Two weeks ago, Protect the Point volunteers were banned from the Farmers’ Market for political protesting, but an Interview with Pacific Coast Farmers’ Market Association’s Assistant Director, Allen Moy reveals if certain guidelines are met, political outreach is allowed at the Farmers’ Market.

On Sept. 19th, Protect the Point volunteers were allowed to setup a table  at a Farmer’s Market on Webster and Haight. The volunteers passed-out flyers, in an attempt to drum up support against SunCal’s initiative to redevelop Alameda Point.

Unfortunately, Kathy Moehring, the Executive Director at the West Alameda Business Association, told the volunteers they had to leave, because they were being political. Ms. Moehring told the volunteers they couldn’t perform political outreach at the Farmers’ Market.

However, a representative of the Pacific Coast Farmers Market Association (PCFMA) said otherwise.

The PCFMA is a nonprofit organization, which hosts Farmers’ Markets in the San Francisco Bay Area. The organization also works to foster community in Farmers’ Markets, through community education on nutrition and local agriculture.

The West Alameda Business Association, first invited the PCFMA to hold a Farmers’ Market in 1991. Since then, the PCFMA has worked with the West Alameda Business Association, to host Farmers’ Markets.

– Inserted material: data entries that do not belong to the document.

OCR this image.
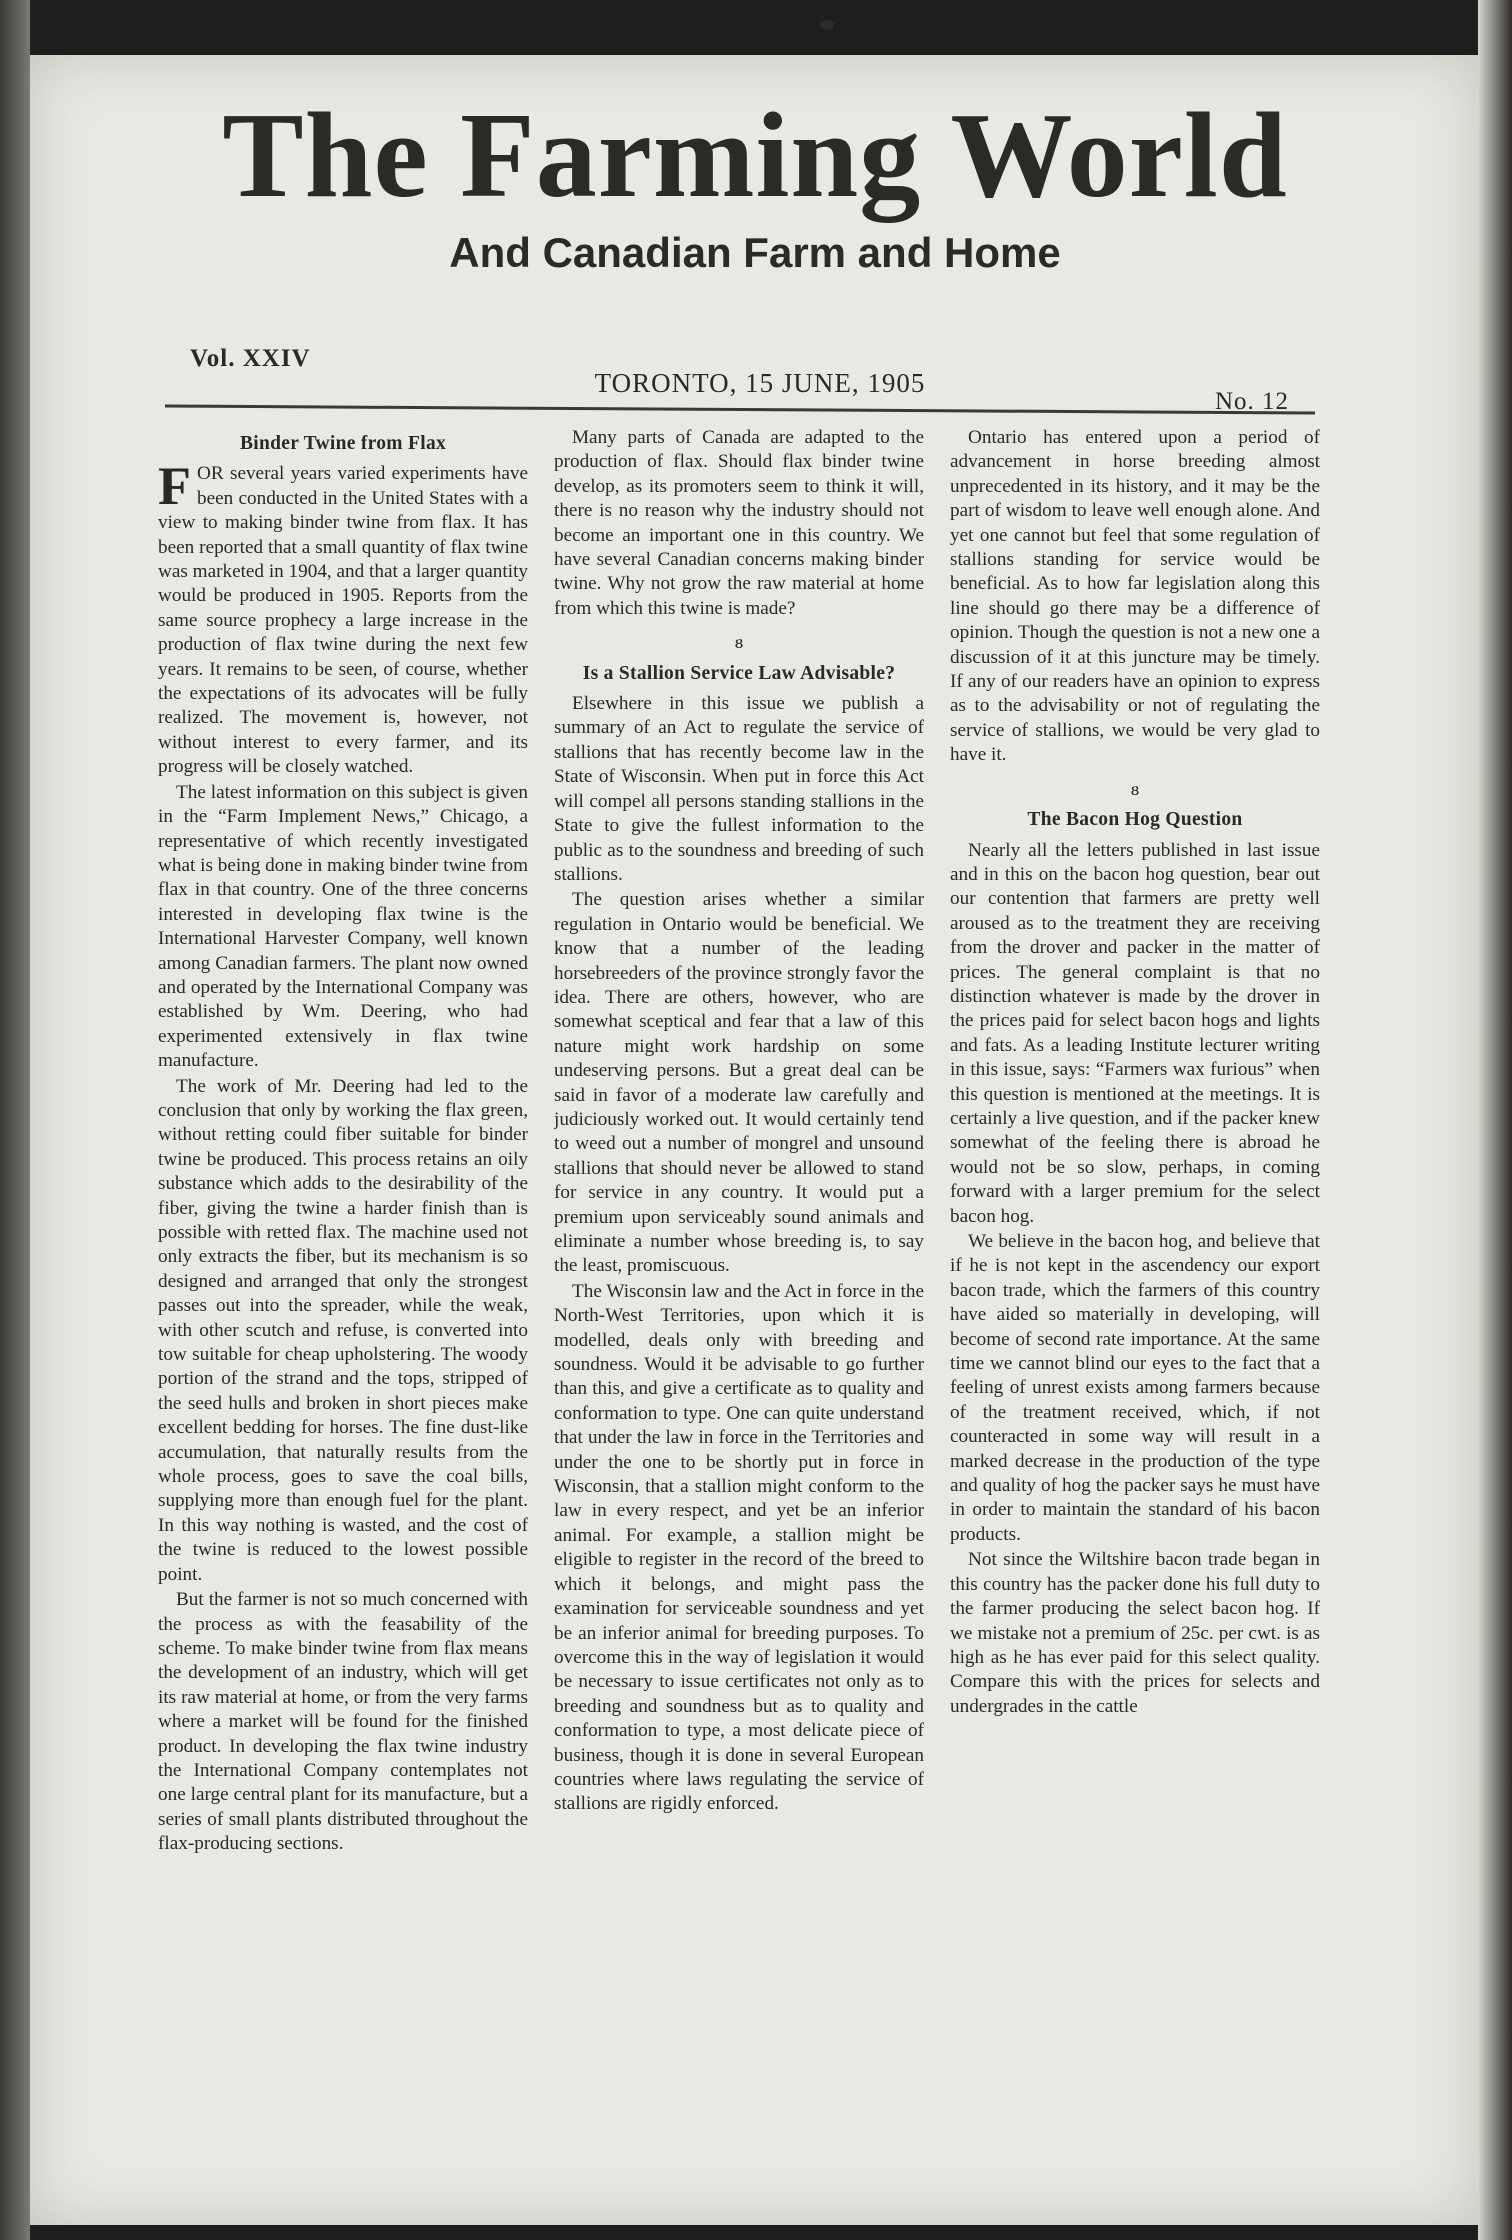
The Farming World
And Canadian Farm and Home
Vol. XXIV
TORONTO, 15 JUNE, 1905
No. 12
Binder Twine from Flax

FOR several years varied experiments have been conducted in the United States with a view to making binder twine from flax. It has been reported that a small quantity of flax twine was marketed in 1904, and that a larger quantity would be produced in 1905. Reports from the same source prophecy a large increase in the production of flax twine during the next few years. It remains to be seen, of course, whether the expectations of its advocates will be fully realized. The movement is, however, not without interest to every farmer, and its progress will be closely watched.

The latest information on this subject is given in the “Farm Implement News,” Chicago, a representative of which recently investigated what is being done in making binder twine from flax in that country. One of the three concerns interested in developing flax twine is the International Harvester Company, well known among Canadian farmers. The plant now owned and operated by the International Company was established by Wm. Deering, who had experimented extensively in flax twine manufacture.

The work of Mr. Deering had led to the conclusion that only by working the flax green, without retting could fiber suitable for binder twine be produced. This process retains an oily substance which adds to the desirability of the fiber, giving the twine a harder finish than is possible with retted flax. The machine used not only extracts the fiber, but its mechanism is so designed and arranged that only the strongest passes out into the spreader, while the weak, with other scutch and refuse, is converted into tow suitable for cheap upholstering. The woody portion of the strand and the tops, stripped of the seed hulls and broken in short pieces make excellent bedding for horses. The fine dust-like accumulation, that naturally results from the whole process, goes to save the coal bills, supplying more than enough fuel for the plant. In this way nothing is wasted, and the cost of the twine is reduced to the lowest possible point.

But the farmer is not so much concerned with the process as with the feasability of the scheme. To make binder twine from flax means the development of an industry, which will get its raw material at home, or from the very farms where a market will be found for the finished product. In developing the flax twine industry the International Company contemplates not one large central plant for its manufacture, but a series of small plants distributed throughout the flax-producing sections.

Many parts of Canada are adapted to the production of flax. Should flax binder twine develop, as its promoters seem to think it will, there is no reason why the industry should not become an important one in this country. We have several Canadian concerns making binder twine. Why not grow the raw material at home from which this twine is made?

ᴕ
Is a Stallion Service Law Advisable?

Elsewhere in this issue we publish a summary of an Act to regulate the service of stallions that has recently become law in the State of Wisconsin. When put in force this Act will compel all persons standing stallions in the State to give the fullest information to the public as to the soundness and breeding of such stallions.

The question arises whether a similar regulation in Ontario would be beneficial. We know that a number of the leading horsebreeders of the province strongly favor the idea. There are others, however, who are somewhat sceptical and fear that a law of this nature might work hardship on some undeserving persons. But a great deal can be said in favor of a moderate law carefully and judiciously worked out. It would certainly tend to weed out a number of mongrel and unsound stallions that should never be allowed to stand for service in any country. It would put a premium upon serviceably sound animals and eliminate a number whose breeding is, to say the least, promiscuous.

The Wisconsin law and the Act in force in the North-West Territories, upon which it is modelled, deals only with breeding and soundness. Would it be advisable to go further than this, and give a certificate as to quality and conformation to type. One can quite understand that under the law in force in the Territories and under the one to be shortly put in force in Wisconsin, that a stallion might conform to the law in every respect, and yet be an inferior animal. For example, a stallion might be eligible to register in the record of the breed to which it belongs, and might pass the examination for serviceable soundness and yet be an inferior animal for breeding purposes. To overcome this in the way of legislation it would be necessary to issue certificates not only as to breeding and soundness but as to quality and conformation to type, a most delicate piece of business, though it is done in several European countries where laws regulating the service of stallions are rigidly enforced.

Ontario has entered upon a period of advancement in horse breeding almost unprecedented in its history, and it may be the part of wisdom to leave well enough alone. And yet one cannot but feel that some regulation of stallions standing for service would be beneficial. As to how far legislation along this line should go there may be a difference of opinion. Though the question is not a new one a discussion of it at this juncture may be timely. If any of our readers have an opinion to express as to the advisability or not of regulating the service of stallions, we would be very glad to have it.

ᴕ
The Bacon Hog Question

Nearly all the letters published in last issue and in this on the bacon hog question, bear out our contention that farmers are pretty well aroused as to the treatment they are receiving from the drover and packer in the matter of prices. The general complaint is that no distinction whatever is made by the drover in the prices paid for select bacon hogs and lights and fats. As a leading Institute lecturer writing in this issue, says: “Farmers wax furious” when this question is mentioned at the meetings. It is certainly a live question, and if the packer knew somewhat of the feeling there is abroad he would not be so slow, perhaps, in coming forward with a larger premium for the select bacon hog.

We believe in the bacon hog, and believe that if he is not kept in the ascendency our export bacon trade, which the farmers of this country have aided so materially in developing, will become of second rate importance. At the same time we cannot blind our eyes to the fact that a feeling of unrest exists among farmers because of the treatment received, which, if not counteracted in some way will result in a marked decrease in the production of the type and quality of hog the packer says he must have in order to maintain the standard of his bacon products.

Not since the Wiltshire bacon trade began in this country has the packer done his full duty to the farmer producing the select bacon hog. If we mistake not a premium of 25c. per cwt. is as high as he has ever paid for this select quality. Compare this with the prices for selects and undergrades in the cattle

According to PCFMA Assistant Director Allen Moy, in regards to the September 19th incedent the PCFMA has no problem with political outreach as long as supporters follow their guidelines.

“We understand that the Farmers’ Market is an attractive place for political outreach. Our goal is to work with the community.” said PCFMA Assistant Director Allen Moy.

According to Moy, the PCFMA has to make sure the volunteers work at a certain time.

“We have the right to control when the outreach happens. Our Farmers’ Market operates from 9:00am to 1:00pm.”

Moy said, the location is also important as well.

“We will provide a space for it to take place. It‘s important to choose a place not in the customer aisle, and not in front of a merchant’s stand. The PCFMA has a Free Speech Area,” said Moy.

“If community groups are in the free speech area, the PCFMA allows political outreach.

[Ed. note: Also see: “Farmers’ Market Misses the Point on Free Speech Area”]

2 comments to PCFMA Said Political Outreach at The Farmers’ Market is OK

  • It is really important to know the right location or a place for everything and anything that we are going to do.The market place is for for the vendors and the customers.

  • The folks handing out flyers at the market were assigned a space by the Market Manager. Then Kathy Moehring, one of SunCal’s “advisors” showed up and started yelling at them, one of whom is a senior citizen from Independence Plaza, saying the market doesn’t allow “political” speech – yet, evidently it does.